Results There are 2,110 observations of the hospitals, and 18,045 observations of the outpatients and 158,655 outpatient visits documented with diabetes in six years. For overall hospitals, there is a positive relationship between hospital competition and prescribing poor quality OHAs. For regional hospitals, under the market with three levels of hospitals, there is a negative relationship between regional hospital competition and prescribing poor quality OHAs. But under the market with two levels of hospitals, there is a positive relationship between regional hospital competition and prescribing poor quality OHAs. For district hospitals, under the market with three levels of hospitals, there is a negative relationship between district hospital competition and prescribing poor quality OHAs. Under the market with two levels of hospitals, there is a negative relationship between regional hospital competition and district hospital prescribing new OHAs. Under the market with two levels of hospitals or only district hospitals, there is a positive relationship between district hospital competition and prescribing high cost OHAs.
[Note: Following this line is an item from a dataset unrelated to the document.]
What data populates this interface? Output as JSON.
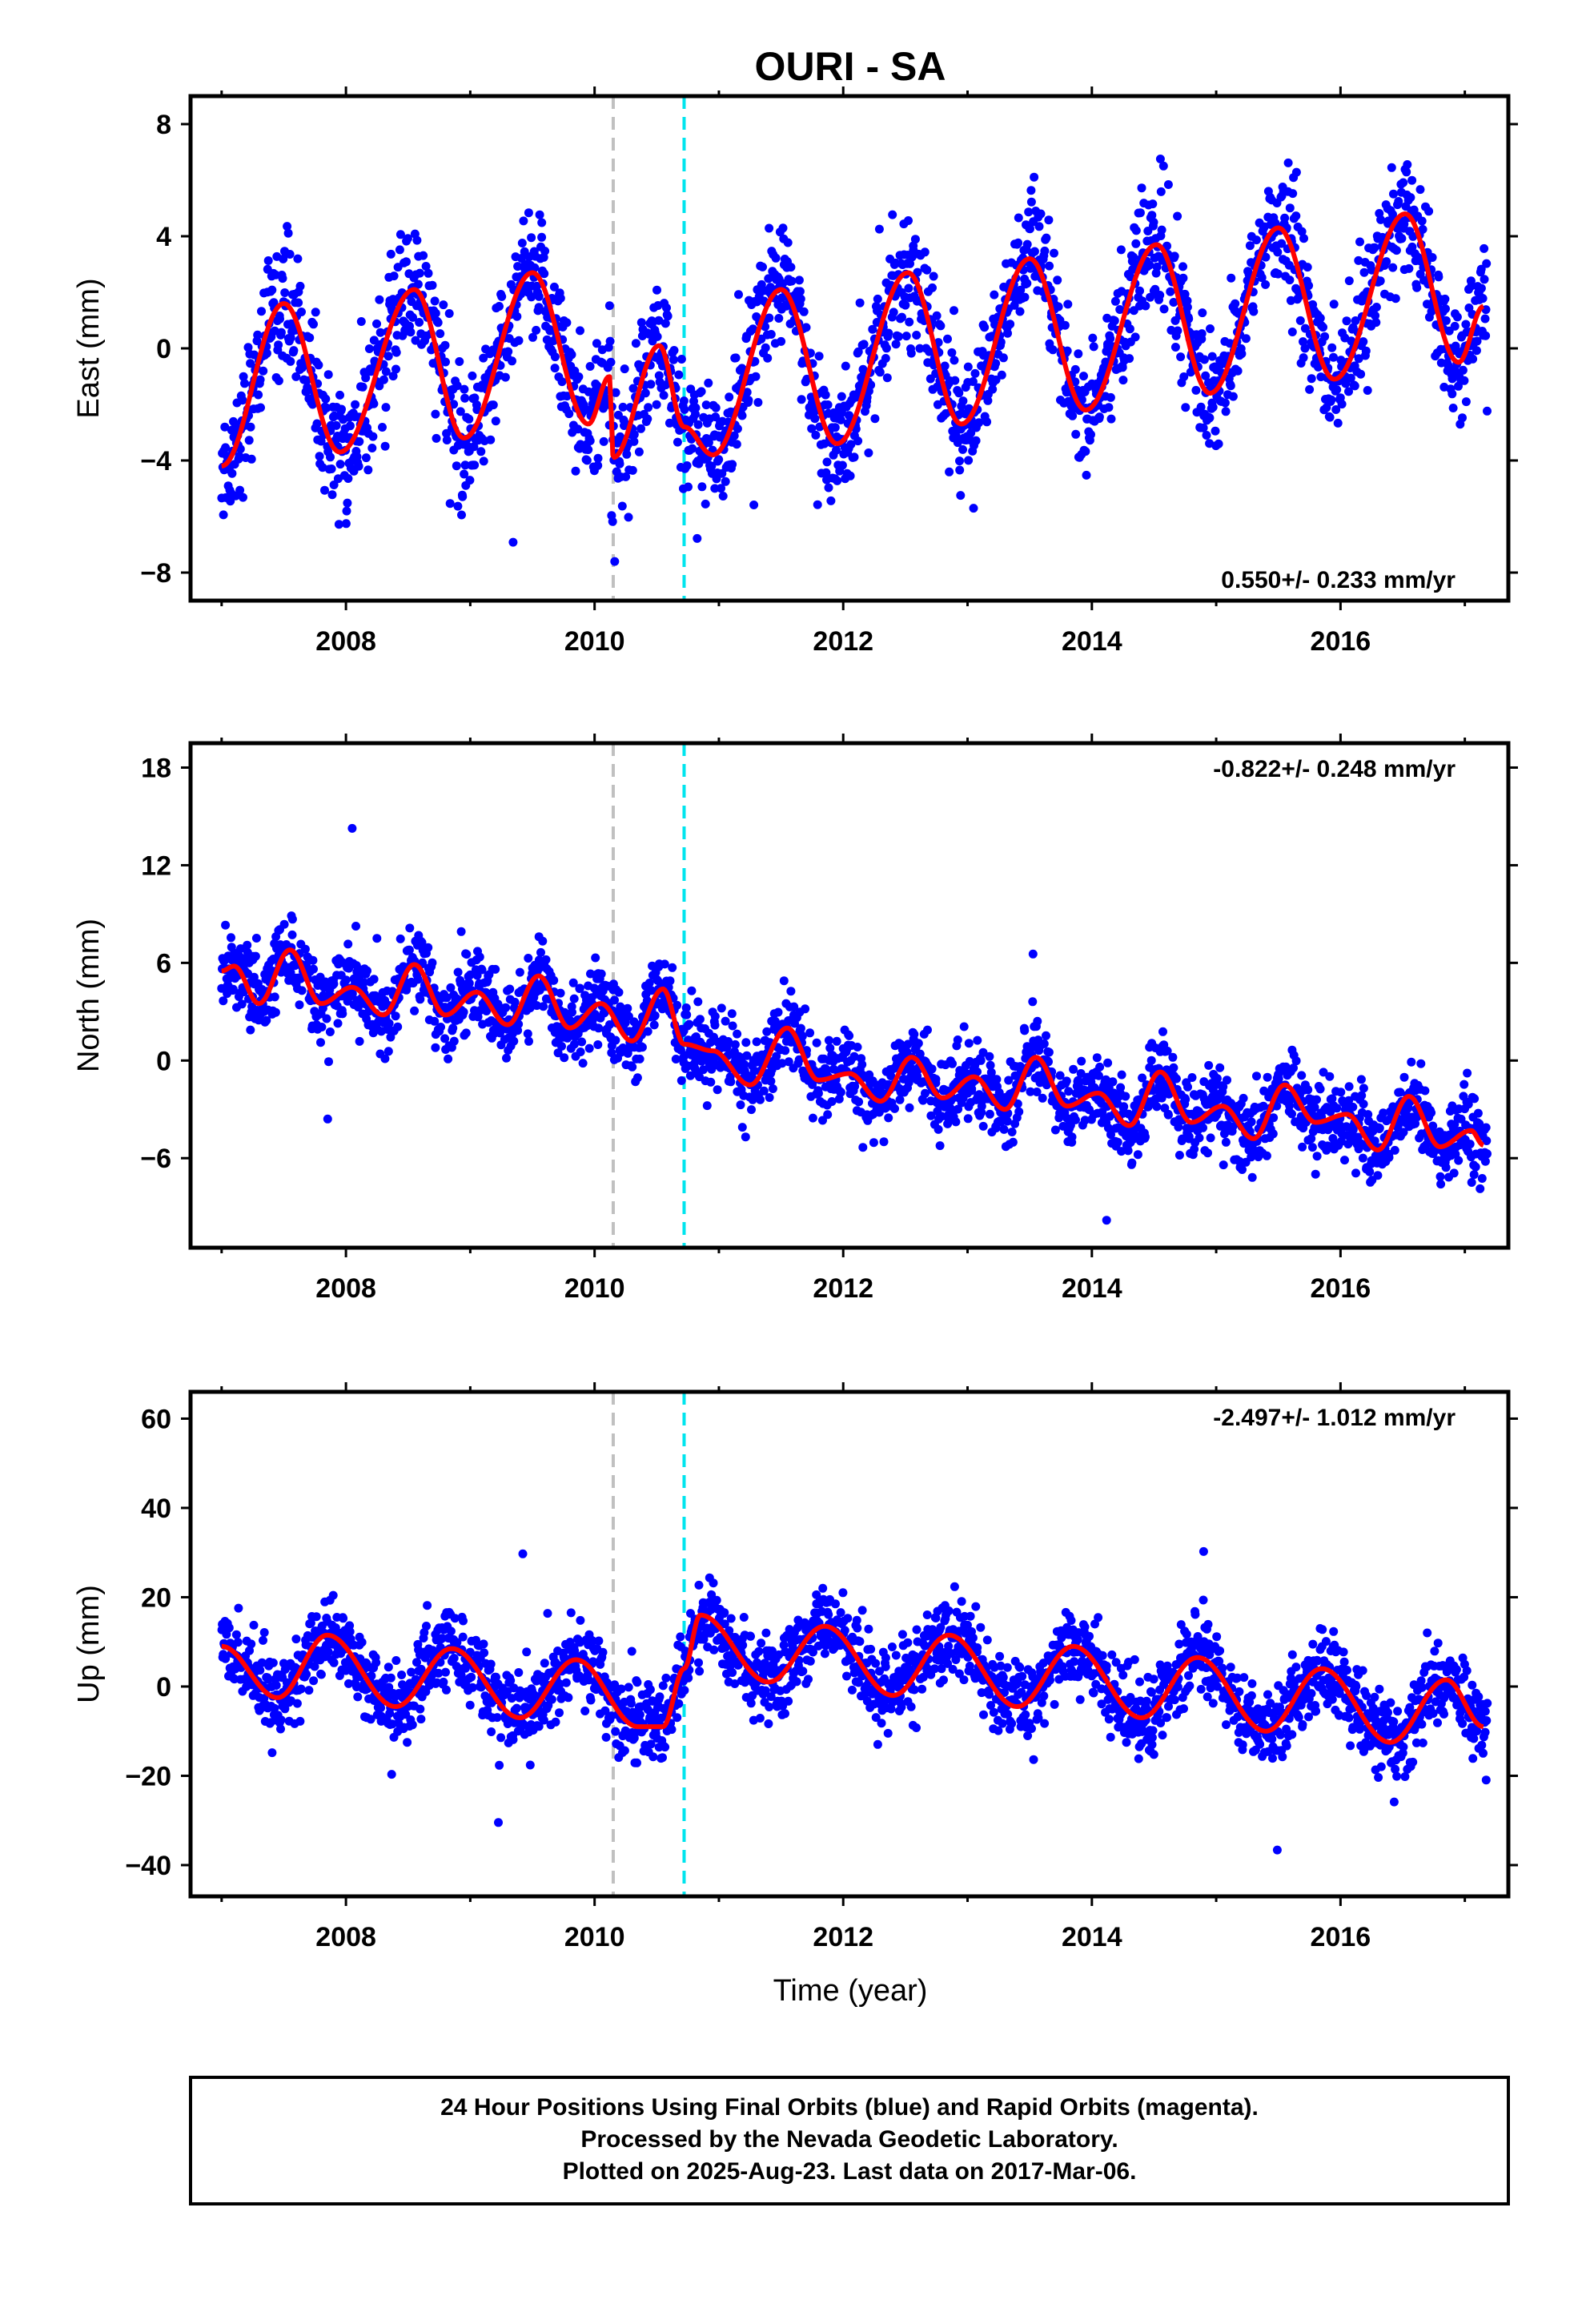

Conclusion We found the negative impact of hospital competition on the prescribing quality, but couldn’t to rule out the potential effects of the physician prescribing habits and asymmetric information. In addition, our findings suggest market mechanisms may improve the prescribing quality of regional and district hospitals under the market with three levels of hospitals. It appears to be that the market with three levels of hospitals may be the area with abundant medical resources, likely being able to provide more pharmaceutical services and information to patients to alleviate the asymmetric information problem. Therefore, appropriate allocation of medical resources to enhance patients’ drug knowledge may be one way to improve the effect of market mechanism on the prescribing quality.